RV industry revs back up after recession [Milwaukee Journal Sentinel]By Rick Barrett, Milwaukee Journal SentinelMcClatchy-Tribune Information Services
Nov. 24--Joseph Jackson says he is a "winter Texan" rather than a snowbird.
After Christmas, the retired Wisconsin State Journal photographer will hook up his 37-foot travel trailer to his Chevy Silverado pickup truck and head to south Texas for a couple of months, taking about a month to get there and a month to drive back to Madison.
"I just love it to death," he said of the winter getaway, adding that he enjoys the leisurely journey as well as the destination.
His trailer has four slide-out rooms for additional space, and a propane fireplace that takes the chill out of the cool winter mornings.
He and his wife, Linda, have been making treks south since 2008 and -- judging from the recent rebound in recreational vehicle sales -- they're in good company.
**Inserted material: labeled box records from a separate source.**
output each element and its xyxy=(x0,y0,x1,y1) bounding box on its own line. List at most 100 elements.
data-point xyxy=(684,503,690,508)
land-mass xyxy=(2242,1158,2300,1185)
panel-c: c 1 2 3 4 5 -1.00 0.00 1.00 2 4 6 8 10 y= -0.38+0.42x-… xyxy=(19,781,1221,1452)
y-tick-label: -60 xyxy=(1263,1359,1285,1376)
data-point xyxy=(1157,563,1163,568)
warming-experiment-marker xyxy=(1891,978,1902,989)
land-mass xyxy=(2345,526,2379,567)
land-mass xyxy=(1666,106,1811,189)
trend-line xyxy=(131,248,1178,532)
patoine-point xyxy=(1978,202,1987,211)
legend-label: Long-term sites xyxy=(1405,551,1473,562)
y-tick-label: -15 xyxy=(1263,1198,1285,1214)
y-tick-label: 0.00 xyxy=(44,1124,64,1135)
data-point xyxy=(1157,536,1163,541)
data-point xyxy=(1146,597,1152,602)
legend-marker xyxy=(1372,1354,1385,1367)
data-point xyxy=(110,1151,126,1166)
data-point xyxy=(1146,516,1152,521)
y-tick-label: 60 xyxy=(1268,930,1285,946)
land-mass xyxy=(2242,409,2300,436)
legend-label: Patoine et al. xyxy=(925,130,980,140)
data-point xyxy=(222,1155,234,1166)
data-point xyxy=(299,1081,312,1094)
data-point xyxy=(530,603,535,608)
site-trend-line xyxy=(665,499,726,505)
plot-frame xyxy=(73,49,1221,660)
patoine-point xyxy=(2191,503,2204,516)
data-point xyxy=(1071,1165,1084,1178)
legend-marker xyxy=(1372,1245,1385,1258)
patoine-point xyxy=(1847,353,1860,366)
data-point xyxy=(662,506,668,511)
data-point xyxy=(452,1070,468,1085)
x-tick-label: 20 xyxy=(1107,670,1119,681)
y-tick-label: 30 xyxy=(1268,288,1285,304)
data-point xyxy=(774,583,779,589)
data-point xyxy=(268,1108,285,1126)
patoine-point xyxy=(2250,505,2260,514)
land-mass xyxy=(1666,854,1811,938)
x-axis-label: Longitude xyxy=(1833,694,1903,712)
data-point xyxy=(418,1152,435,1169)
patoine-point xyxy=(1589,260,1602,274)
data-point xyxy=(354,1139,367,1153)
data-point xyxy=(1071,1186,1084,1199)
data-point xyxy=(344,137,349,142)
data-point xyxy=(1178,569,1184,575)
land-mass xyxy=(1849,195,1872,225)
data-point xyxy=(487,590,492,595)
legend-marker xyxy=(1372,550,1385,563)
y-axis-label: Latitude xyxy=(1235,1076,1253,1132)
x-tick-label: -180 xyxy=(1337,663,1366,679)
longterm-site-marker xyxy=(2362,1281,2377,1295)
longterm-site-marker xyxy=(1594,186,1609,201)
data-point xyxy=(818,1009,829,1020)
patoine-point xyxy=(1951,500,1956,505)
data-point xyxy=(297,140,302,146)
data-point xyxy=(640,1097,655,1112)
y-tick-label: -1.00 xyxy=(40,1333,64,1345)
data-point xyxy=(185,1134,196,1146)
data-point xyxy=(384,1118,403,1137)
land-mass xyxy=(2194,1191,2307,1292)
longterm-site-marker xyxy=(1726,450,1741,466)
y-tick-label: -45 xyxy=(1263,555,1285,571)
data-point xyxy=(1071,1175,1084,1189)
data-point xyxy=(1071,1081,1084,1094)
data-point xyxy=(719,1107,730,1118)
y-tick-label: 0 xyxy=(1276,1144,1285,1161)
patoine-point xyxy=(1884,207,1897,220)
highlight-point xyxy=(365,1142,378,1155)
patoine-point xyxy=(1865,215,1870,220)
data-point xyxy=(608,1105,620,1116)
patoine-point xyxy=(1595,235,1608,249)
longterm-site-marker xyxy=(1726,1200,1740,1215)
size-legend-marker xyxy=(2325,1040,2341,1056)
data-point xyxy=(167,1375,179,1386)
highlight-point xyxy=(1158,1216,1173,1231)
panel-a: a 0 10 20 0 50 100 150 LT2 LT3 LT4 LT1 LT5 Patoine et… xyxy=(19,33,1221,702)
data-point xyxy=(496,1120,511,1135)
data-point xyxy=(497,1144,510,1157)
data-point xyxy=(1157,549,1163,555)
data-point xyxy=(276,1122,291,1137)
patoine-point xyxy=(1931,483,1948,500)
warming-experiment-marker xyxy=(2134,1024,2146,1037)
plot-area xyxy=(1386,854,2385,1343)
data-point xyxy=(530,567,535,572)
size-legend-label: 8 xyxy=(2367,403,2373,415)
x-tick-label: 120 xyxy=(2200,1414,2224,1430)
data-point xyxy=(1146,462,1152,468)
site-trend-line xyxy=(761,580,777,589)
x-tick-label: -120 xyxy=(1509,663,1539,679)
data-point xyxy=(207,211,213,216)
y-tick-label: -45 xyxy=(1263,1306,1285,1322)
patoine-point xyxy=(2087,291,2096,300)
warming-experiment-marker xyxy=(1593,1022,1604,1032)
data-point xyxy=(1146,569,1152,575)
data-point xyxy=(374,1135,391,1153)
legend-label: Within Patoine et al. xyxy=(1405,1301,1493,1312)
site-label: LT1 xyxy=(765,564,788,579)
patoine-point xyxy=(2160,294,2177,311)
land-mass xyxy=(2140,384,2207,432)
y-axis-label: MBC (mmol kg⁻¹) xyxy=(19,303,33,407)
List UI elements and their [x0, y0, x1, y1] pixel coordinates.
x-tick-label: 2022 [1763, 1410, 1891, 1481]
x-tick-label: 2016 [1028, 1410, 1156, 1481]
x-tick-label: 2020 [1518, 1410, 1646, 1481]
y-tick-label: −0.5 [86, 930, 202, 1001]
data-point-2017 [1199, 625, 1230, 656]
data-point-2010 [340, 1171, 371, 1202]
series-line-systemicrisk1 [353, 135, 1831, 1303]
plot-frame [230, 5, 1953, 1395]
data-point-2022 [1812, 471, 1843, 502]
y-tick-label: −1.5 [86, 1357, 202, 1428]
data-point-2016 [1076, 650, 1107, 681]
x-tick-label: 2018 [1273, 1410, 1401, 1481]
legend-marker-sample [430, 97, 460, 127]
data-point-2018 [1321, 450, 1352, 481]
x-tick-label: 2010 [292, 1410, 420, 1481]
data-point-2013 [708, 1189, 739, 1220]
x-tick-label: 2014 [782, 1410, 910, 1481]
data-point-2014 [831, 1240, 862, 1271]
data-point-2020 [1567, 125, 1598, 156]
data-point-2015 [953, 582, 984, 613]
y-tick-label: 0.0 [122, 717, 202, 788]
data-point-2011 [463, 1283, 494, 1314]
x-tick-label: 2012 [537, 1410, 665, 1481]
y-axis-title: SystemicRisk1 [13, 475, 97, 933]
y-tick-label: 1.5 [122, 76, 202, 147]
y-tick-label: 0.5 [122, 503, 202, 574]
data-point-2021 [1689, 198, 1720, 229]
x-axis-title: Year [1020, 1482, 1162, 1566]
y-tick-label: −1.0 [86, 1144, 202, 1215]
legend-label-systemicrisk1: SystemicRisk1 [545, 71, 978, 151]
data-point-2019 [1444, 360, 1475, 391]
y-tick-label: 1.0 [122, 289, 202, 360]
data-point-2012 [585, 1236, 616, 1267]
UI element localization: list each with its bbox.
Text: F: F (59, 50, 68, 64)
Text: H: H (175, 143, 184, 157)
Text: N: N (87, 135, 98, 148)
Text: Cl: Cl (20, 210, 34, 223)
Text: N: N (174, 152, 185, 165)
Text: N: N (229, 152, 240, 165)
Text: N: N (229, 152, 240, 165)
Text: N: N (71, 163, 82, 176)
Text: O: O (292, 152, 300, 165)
The Recreational Vehicle Industry Association expects overall shipments of RVs, including travel trailers, campers and motor homes, to be up about 68% this year from three years ago when the industry was mired in the recession.
"It's not like the good old days, back in 2005, but it's still an improvement," said Kim DeHaan, owner of DeHaan RV Center in Elkhorn.
Experienced RV enthusiasts, many of them retirees, were among the first to return to the equipment marketplace -- if they left at all.
They've been followed by first-time RV users, many of them under age 40, with children at home, who are now a little more comfortable with their spending since the recession ended.
Banks have loosened up their lending standards, too, although the days of someone financing a $100,000 motor home with easy credit are largely over.
Now, travel trailers priced from $18,000 to $25,000 are the best sellers, according to DeHaan.
She didn't order any new motor homes this year because they're expensive to keep in inventory and too much of a financial risk for the dealership if they don't sell.
Likewise, the most expensive travel trailers aren't selling as well as they did before the recession.
"I think younger people, especially, are still gun-shy about taking on that kind of investment," DeHaan said.
Smaller, lighter trailers
Some of the biggest makers of recreational vehicles, such as Thor Industries and Winnebago Industries, have seen a recent increase in sales and earnings as they've healed from the beating they took in the recession.
The product mix has changed, too, with more emphasis on smaller, lighter trailers that can be towed behind sport utility vehicles, minivans and even small cars.
"A decade ago, people were looking for bigger rigs with more amenities. Now they're willing to trade off a few amenities in exchange for a lower price and more square footage of living space," said Kevin Broom, spokesman for the Recreational Vehicle Industry Association in Reston, Va.
The living space has improved, thanks to smaller, more streamlined appliances such as combined microwave ovens and convection ovens.
"The flat-screen TV has been perfect for the RV," Broom said.
This summer's extreme heat wilted some of the enthusiasm for recreational vehicles, since not as many people wanted to be outdoors. Also, landscapers who buy "toy hauler" trailers to carry their equipment had less work because of the drought.
"We have had a good year, but it should have been better," said Ron Peterson, owner of Scenic Traveler RV in Slinger and Baraboo.
Peterson said his dealership quit selling motor homes this year.
He has seen more people park their big travel trailers permanently at a campground where they stay for a few months at a time in the summer or winter.
Some of those units, called "park models," are nearly as big as a small home and have upstairs lofts.
"A lot of the older retirees will have one at the Dells and another one somewhere in the south," Peterson said. "The first time they hear the geese headed south, that's where they go, too."
RV rentals have been strong this year, according to rental agencies, with some people booking trips for weeks at a time.
They're renting small motor homes, including models that get much better gas mileage.
"I don't think gas prices are scaring people away," said Mike Prosser, owner of Prosser RV and Cruise America Motor Home Rental & Sales in Milwaukee.
Sales of recreational vehicles generate millions of dollars in Wisconsin. People drive up from the Chicago suburbs to shop for motor homes and travel trailers partly because of large nearby dealerships, such as Burlington RV Superstore in Racine County.
Another sign that winter's coming: Hanna Trailer Supply in Oak Creek is busy installing satellite dishes in RVs for customers headed to warmer climates.
"They generally start right after deer hunting season," said dealership owner Paul Downs.